Aunque en público he declarado en alguna ocasión que un filólogo es a un escritor lo que un ginecólogo a un buen amante –opinión que ha provocado la irritación de más de un miope bienpensante que no ha captado la broma–, quienes me conocen bien saben que nunca he menospreciado la importancia de esa disciplina. Por eso a nadie le extañará que muchos de mis mejores amigos sean filólogos (algunos de ellos son, además, escritores), con quienes comparto afinidades y aversiones, gustos y disgustos.
Uno de estos amigos, acaso el más íntimo, se va mañana de este país. Se formó en profundidad, con un esfuerzo y una dedicación que para sí quisieran muchos de los que tanto defienden la cultura de la meritocracia; trabajó mucho tiempo como investigador y profesor; se doctoró con una impecable tesis doctoral, de esas que sí son útiles para los lectores, porque supuso la visibilización de la obra de un autor que es pieza clave de nuestra tradición literaria; emprendió o participó en multitud de proyectos editoriales y literarios, tan eficaces como fecundos; divulgó y defendió nuestra tradición literaria (la canaria) en lugares como México, Portugal, República Dominicana o China y, en nuestro ámbito, ayudó a divulgar a autores canarios imprescindibles que el canon ha ninguneado injustamente.
Sin embargo, ante la imposibilidad de desarrollar aquí su trabajo con dignidad, mi amigo ha decidido que ya no puede continuar. Toma otro rumbo. Se va, no porque sea especialmente aventurero o porque quiera ver mundo, sino porque no le queda otra. En definitiva, se va a otra universidad, en otro país cuyas autoridades sí creen que otro mundo es posible.
No es el único caso que conozco. Por poner otro ejemplo inmediato, otra buena amiga también se va definitivamente. Ella es más joven, pero de expediente igualmente brillante, también doctorada con una tesis interesante y útil, pero se cansó hace tiempo de no encontrar trabajo en su campo en este país en el que se formó y ha sido acogida por otra universidad de otro país que sí la valora.
Escribo esto con dolor e indignación. Dolor porque se alejan dos buenos amigos.

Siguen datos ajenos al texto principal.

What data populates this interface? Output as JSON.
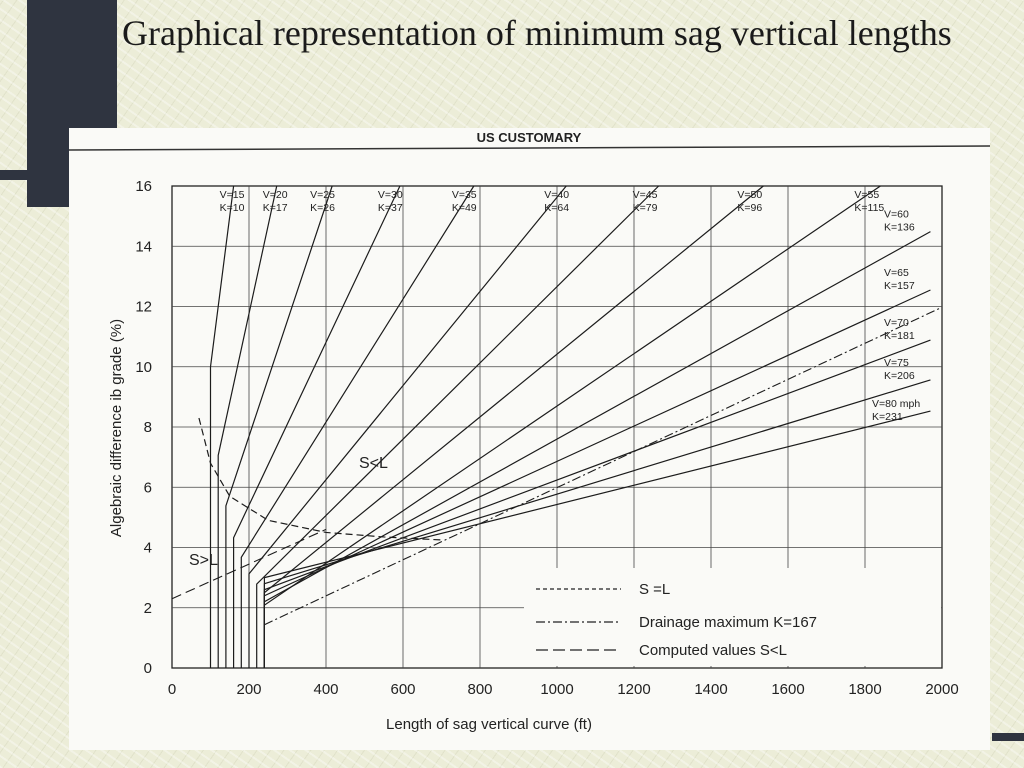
{
  "slide": {
    "title": "Graphical representation of minimum sag vertical lengths"
  },
  "chart_data": {
    "type": "line",
    "title": "US CUSTOMARY",
    "xlabel": "Length of sag vertical curve (ft)",
    "ylabel": "Algebraic difference ib grade (%)",
    "xlim": [
      0,
      2000
    ],
    "ylim": [
      0,
      16
    ],
    "xticks": [
      "0",
      "200",
      "400",
      "600",
      "800",
      "1000",
      "1200",
      "1400",
      "1600",
      "1800",
      "2000"
    ],
    "yticks": [
      "0",
      "2",
      "4",
      "6",
      "8",
      "10",
      "12",
      "14",
      "16"
    ],
    "grid": true,
    "series": [
      {
        "speed": "V=15",
        "k": "K=10",
        "K": 10,
        "Lmin": 100
      },
      {
        "speed": "V=20",
        "k": "K=17",
        "K": 17,
        "Lmin": 120
      },
      {
        "speed": "V=25",
        "k": "K=26",
        "K": 26,
        "Lmin": 140
      },
      {
        "speed": "V=30",
        "k": "K=37",
        "K": 37,
        "Lmin": 160
      },
      {
        "speed": "V=35",
        "k": "K=49",
        "K": 49,
        "Lmin": 180
      },
      {
        "speed": "V=40",
        "k": "K=64",
        "K": 64,
        "Lmin": 200
      },
      {
        "speed": "V=45",
        "k": "K=79",
        "K": 79,
        "Lmin": 220
      },
      {
        "speed": "V=50",
        "k": "K=96",
        "K": 96,
        "Lmin": 240
      },
      {
        "speed": "V=55",
        "k": "K=115",
        "K": 115,
        "Lmin": 240
      },
      {
        "speed": "V=60",
        "k": "K=136",
        "K": 136,
        "Lmin": 240
      },
      {
        "speed": "V=65",
        "k": "K=157",
        "K": 157,
        "Lmin": 240
      },
      {
        "speed": "V=70",
        "k": "K=181",
        "K": 181,
        "Lmin": 240
      },
      {
        "speed": "V=75",
        "k": "K=206",
        "K": 206,
        "Lmin": 240
      },
      {
        "speed": "V=80 mph",
        "k": "K=231",
        "K": 231,
        "Lmin": 240
      }
    ],
    "drainage": {
      "K": 167
    },
    "s_equals_l_curve": [
      [
        70,
        8.3
      ],
      [
        100,
        6.8
      ],
      [
        150,
        5.7
      ],
      [
        250,
        4.9
      ],
      [
        400,
        4.5
      ],
      [
        550,
        4.35
      ],
      [
        700,
        4.25
      ]
    ],
    "computed_values_line": [
      [
        0,
        2.3
      ],
      [
        400,
        4.6
      ]
    ],
    "annotations": {
      "s_less_l": "S<L",
      "s_greater_l": "S>L"
    },
    "legend": {
      "position": "bottom-right",
      "items": [
        {
          "label": "S =L",
          "style": "dashed"
        },
        {
          "label": "Drainage maximum K=167",
          "style": "dash-dot"
        },
        {
          "label": "Computed values S<L",
          "style": "long-dash"
        }
      ]
    }
  }
}
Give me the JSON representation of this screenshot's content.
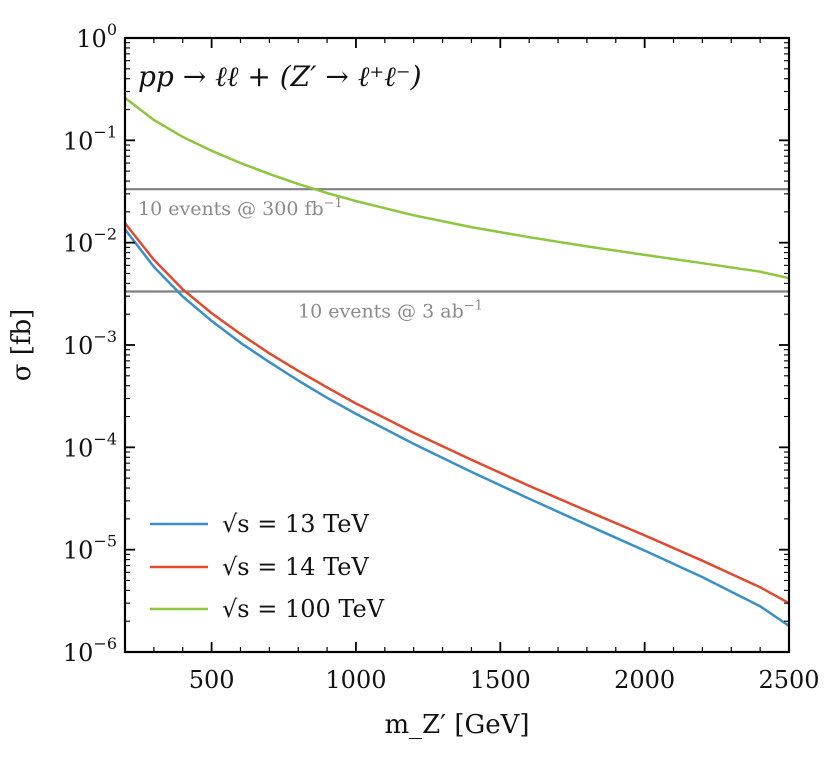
{
  "chart_data": {
    "type": "line",
    "title": "pp → ℓℓ + (Z′ → ℓ⁺ℓ⁻)",
    "xlabel": "m_Z′ [GeV]",
    "ylabel": "σ [fb]",
    "xscale": "linear",
    "yscale": "log",
    "xlim": [
      200,
      2500
    ],
    "ylim": [
      1e-06,
      1
    ],
    "xticks": [
      500,
      1000,
      1500,
      2000,
      2500
    ],
    "xtick_labels": [
      "500",
      "1000",
      "1500",
      "2000",
      "2500"
    ],
    "yticks": [
      1e-06,
      1e-05,
      0.0001,
      0.001,
      0.01,
      0.1,
      1
    ],
    "ytick_labels": [
      {
        "base": "10",
        "exp": "−6"
      },
      {
        "base": "10",
        "exp": "−5"
      },
      {
        "base": "10",
        "exp": "−4"
      },
      {
        "base": "10",
        "exp": "−3"
      },
      {
        "base": "10",
        "exp": "−2"
      },
      {
        "base": "10",
        "exp": "−1"
      },
      {
        "base": "10",
        "exp": "0"
      }
    ],
    "x": [
      200,
      300,
      400,
      500,
      600,
      700,
      800,
      900,
      1000,
      1200,
      1400,
      1600,
      1800,
      2000,
      2200,
      2400,
      2500
    ],
    "series": [
      {
        "name": "√s = 13 TeV",
        "color": "#3a8fc9",
        "values": [
          0.0135,
          0.0058,
          0.00298,
          0.00172,
          0.00105,
          0.00068,
          0.00045,
          0.000305,
          0.000212,
          0.000108,
          5.75e-05,
          3.15e-05,
          1.75e-05,
          9.8e-06,
          5.4e-06,
          2.8e-06,
          1.8e-06
        ]
      },
      {
        "name": "√s = 14 TeV",
        "color": "#e04a2e",
        "values": [
          0.0155,
          0.0068,
          0.0035,
          0.00205,
          0.00128,
          0.00083,
          0.00056,
          0.000385,
          0.000268,
          0.000139,
          7.55e-05,
          4.2e-05,
          2.4e-05,
          1.38e-05,
          7.8e-06,
          4.3e-06,
          3e-06
        ]
      },
      {
        "name": "√s = 100 TeV",
        "color": "#8cc63e",
        "values": [
          0.26,
          0.158,
          0.108,
          0.079,
          0.06,
          0.047,
          0.0375,
          0.0305,
          0.0255,
          0.0185,
          0.0142,
          0.0113,
          0.0092,
          0.0076,
          0.0063,
          0.0052,
          0.0045
        ]
      }
    ],
    "reference_lines": [
      {
        "value": 0.0333,
        "label_text": "10 events @ 300 fb",
        "label_sup": "−1",
        "color": "#808080"
      },
      {
        "value": 0.00333,
        "label_text": "10 events @ 3 ab",
        "label_sup": "−1",
        "color": "#808080"
      }
    ],
    "legend": {
      "position": "bottom-left"
    }
  }
}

Indignación porque son dos casos más (y conozco muchos) de profesionales de valía que se ven condenados a marcharse.
Últimamente se habla mucho (y con razón) de la fuga de cerebros. Nuestros investigadores, nuestros ingenieros, nuestros arquitectos, nuestros médicos se van. Se nota menos, porque ellos no crean tecnología, no diseñan edificios, no descubren adelantos científicos, no curan enfermedades físicas, pero también se van nuestros filósofos, nuestros humanistas, nuestros filólogos. Se nota menos ahora. En el futuro sí se notará, porque las carencias y las enfermedades espirituales tardan más tiempo en evidenciarse, aunque sus defectos sean devastadores para cualquier sociedad.
Por supuesto, me alegro de que esos profesionales, educados en un sistema imperfecto, aunque razonable, encuentren al menos en el extranjero, empresas y universidades que les valoren como se merecen. Pero me entristece este país que pierde capital humano gota a gota, día a día, ante el beneplácito de unas autoridades que no solo no ofrecen otra posibilidad a quienes podrían suponer un oasis de futuro en medio de estos momentos dramáticos, sino que, incluso, parecen animarles a hacerlo, hablando de flexibilidad o aconsejándoles, sin ningún pudor, que tomen, como nuestros abuelos, la maleta.
Me alegro por ellos, repito, pero lo lamento por esta sociedad que ya no volverá a conocer otra generación como esta (ya que se dispone a hacer desaparecer el sistema educativo que la posibilitó).
Si examino la historia de este país, solo se me ocurre un momento me recuerda a este: el éxodo de intelectuales que huían de la Guerra Civil y de la dictadura franquista. Antes de que algún iluminado comience a llamarme demagogo, advertiré que, por supuesto, soy perfectamente consciente de que ahora mismo en este país no hay una guerra ni nada que se le parezca; que lo que hay es una crisis económica (dramática, brutal y muy peligrosa, ya que está siendo aprovechada para recortar nuestros derechos y libertades) pero , en el fondo, el resultado para nuestra sociedad es el mismo: muchas mentes brillantes se van y se llevan en sus maletas aquello que el día de mañana seguramente nos hará falta y no tendremos.
Me produce una inmensa lástima que mis amigos tengan que partir. Pero aún más lástima me produce este país.